Can you register packaging as a trademark? The current case of Milka vs. RITTERSPORT proves that you can. For about ten years, the lilac giant has tried to topple the trademark on square packaging and demanded that the trademark on the square shape of the packaging be deleted.

As the court of last instance, the Federal Supreme Court in Karlsruhe (Bundesgerichtshof, BGH) has now ruled that the trademark on the square packaging will remain in force. Alfred Ritter GmbH & Co. KG, based in Waldenbruch near Stuttgart, Germany, welcomes “the final decision of the Federal Supreme Court expressly”, according to a company statement to the press. The family-owned company went on to say that it values its square packaging just as much as Mondelēz values the colour lilac in its own Milka packaging – which is also trademark protected.

RITTERSPORT VS. MILKA 

The many specialised law firms that handle trademark protection in packaging are just one indication of how important the packaging shape, logo, colours and lettering are for a product’s brand identity; surveys conducted by the trademark owners themselves are another. RITTERSPORT, for example, used an expert opinion to confirm that the vast majority of consumers in Germany associate chocolate packaged in square shapes with the RITTERSPORT brand – “even if the bar is packed in white foil with no logo or lettering,” explains Thomas Seeger, Head of Legal and Corporate Communications at Alfred Ritter GmbH & Co. KG. 

TRUE FRUITS VS. COCA-COLA: DELIBERATE PROVOCATION WITH A POSITIVE EFFECT ON SALES

“The BGH decision in favour of the square shape as a 3D brand is founded in the high recognisability of the brand based on its packaging,” explains Dr. Eckhard Ratjen, Certified Industrial Property Lawyer at law firm BOEHMERT & BOEHMERT. “The essential question behind this is, does the shape lend the good its essential value?”

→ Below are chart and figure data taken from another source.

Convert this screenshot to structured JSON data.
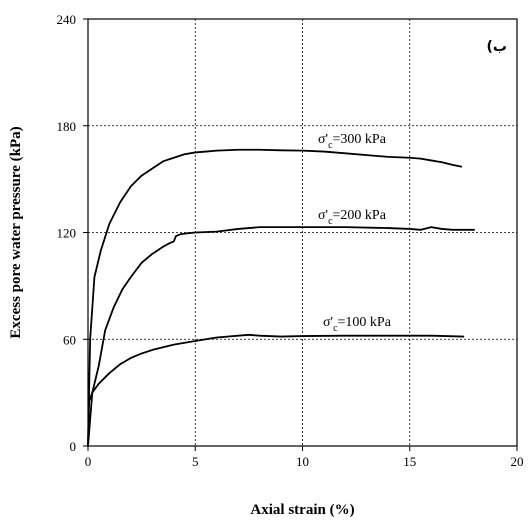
{
  "chart_data": {
    "type": "line",
    "title": "",
    "panel_label": "(ب",
    "xlabel": "Axial strain (%)",
    "ylabel": "Excess pore water pressure (kPa)",
    "xlim": [
      0,
      20
    ],
    "ylim": [
      0,
      240
    ],
    "xticks": [
      0,
      5,
      10,
      15,
      20
    ],
    "yticks": [
      0,
      60,
      120,
      180,
      240
    ],
    "grid": true,
    "series": [
      {
        "name": "σ'c=300 kPa",
        "label_main": "σ'",
        "label_sub": "c",
        "label_rest": "=300 kPa",
        "color": "#000000",
        "x": [
          0,
          0.1,
          0.3,
          0.6,
          1.0,
          1.5,
          2.0,
          2.5,
          3.0,
          3.5,
          4.0,
          4.5,
          5.0,
          5.5,
          6.0,
          7.0,
          8.0,
          9.0,
          10.0,
          11.0,
          12.0,
          13.0,
          14.0,
          15.0,
          15.5,
          16.0,
          16.5,
          17.0,
          17.4
        ],
        "y": [
          0,
          60,
          95,
          110,
          125,
          137,
          146,
          152,
          156,
          160,
          162,
          164,
          165,
          165.5,
          166,
          166.5,
          166.5,
          166.2,
          166,
          165.5,
          164.5,
          163.5,
          162.5,
          162,
          161.5,
          160.5,
          159.5,
          158,
          157
        ]
      },
      {
        "name": "σ'c=200 kPa",
        "label_main": "σ'",
        "label_sub": "c",
        "label_rest": "=200 kPa",
        "color": "#000000",
        "x": [
          0,
          0.2,
          0.5,
          0.8,
          1.2,
          1.6,
          2.0,
          2.5,
          3.0,
          3.5,
          3.8,
          4.0,
          4.1,
          4.3,
          4.6,
          5.0,
          6.0,
          7.0,
          8.0,
          9.0,
          10.0,
          12.0,
          14.0,
          15.0,
          15.5,
          16.0,
          16.5,
          17.0,
          18.0
        ],
        "y": [
          0,
          30,
          45,
          65,
          78,
          88,
          95,
          103,
          108,
          112,
          114,
          115,
          118,
          119,
          119.5,
          120,
          120.5,
          122,
          123,
          123,
          123,
          123,
          122.5,
          122,
          121.5,
          123,
          122,
          121.5,
          121.5
        ]
      },
      {
        "name": "σ'c=100 kPa",
        "label_main": "σ'",
        "label_sub": "c",
        "label_rest": "=100 kPa",
        "color": "#000000",
        "x": [
          0,
          0.05,
          0.2,
          0.5,
          1.0,
          1.5,
          2.0,
          2.5,
          3.0,
          3.5,
          4.0,
          5.0,
          6.0,
          7.0,
          7.5,
          8.0,
          9.0,
          10.0,
          12.0,
          14.0,
          16.0,
          17.5
        ],
        "y": [
          0,
          25,
          30,
          35,
          41,
          46,
          49.5,
          52,
          54,
          55.5,
          57,
          59,
          61,
          62,
          62.5,
          62,
          61.5,
          61.8,
          62,
          62,
          62,
          61.5
        ]
      }
    ]
  }
}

Generally, companies can freely decide what they would like to trademark. Coca-Cola, for example, has trademarked the letter C, along with the distinct shade of red and the Coca-Cola word trademark, making it all the more interesting to see how the new special edition launched by beverage manufacturer True Fruits will be handled; here, the Pina Colada lettering is heavily based on the Coca-Cola slogan. Thanks to the attention the campaign garnered in the media, the special edition sold out immediately online. “This kind of satirical advertising campaign can quickly become expensive, a fact – one must presume – that has already been included in marketing budget calculations. Beyond a clear trademark infringement, this campaign could also have penal consequences,” Ratjen explains.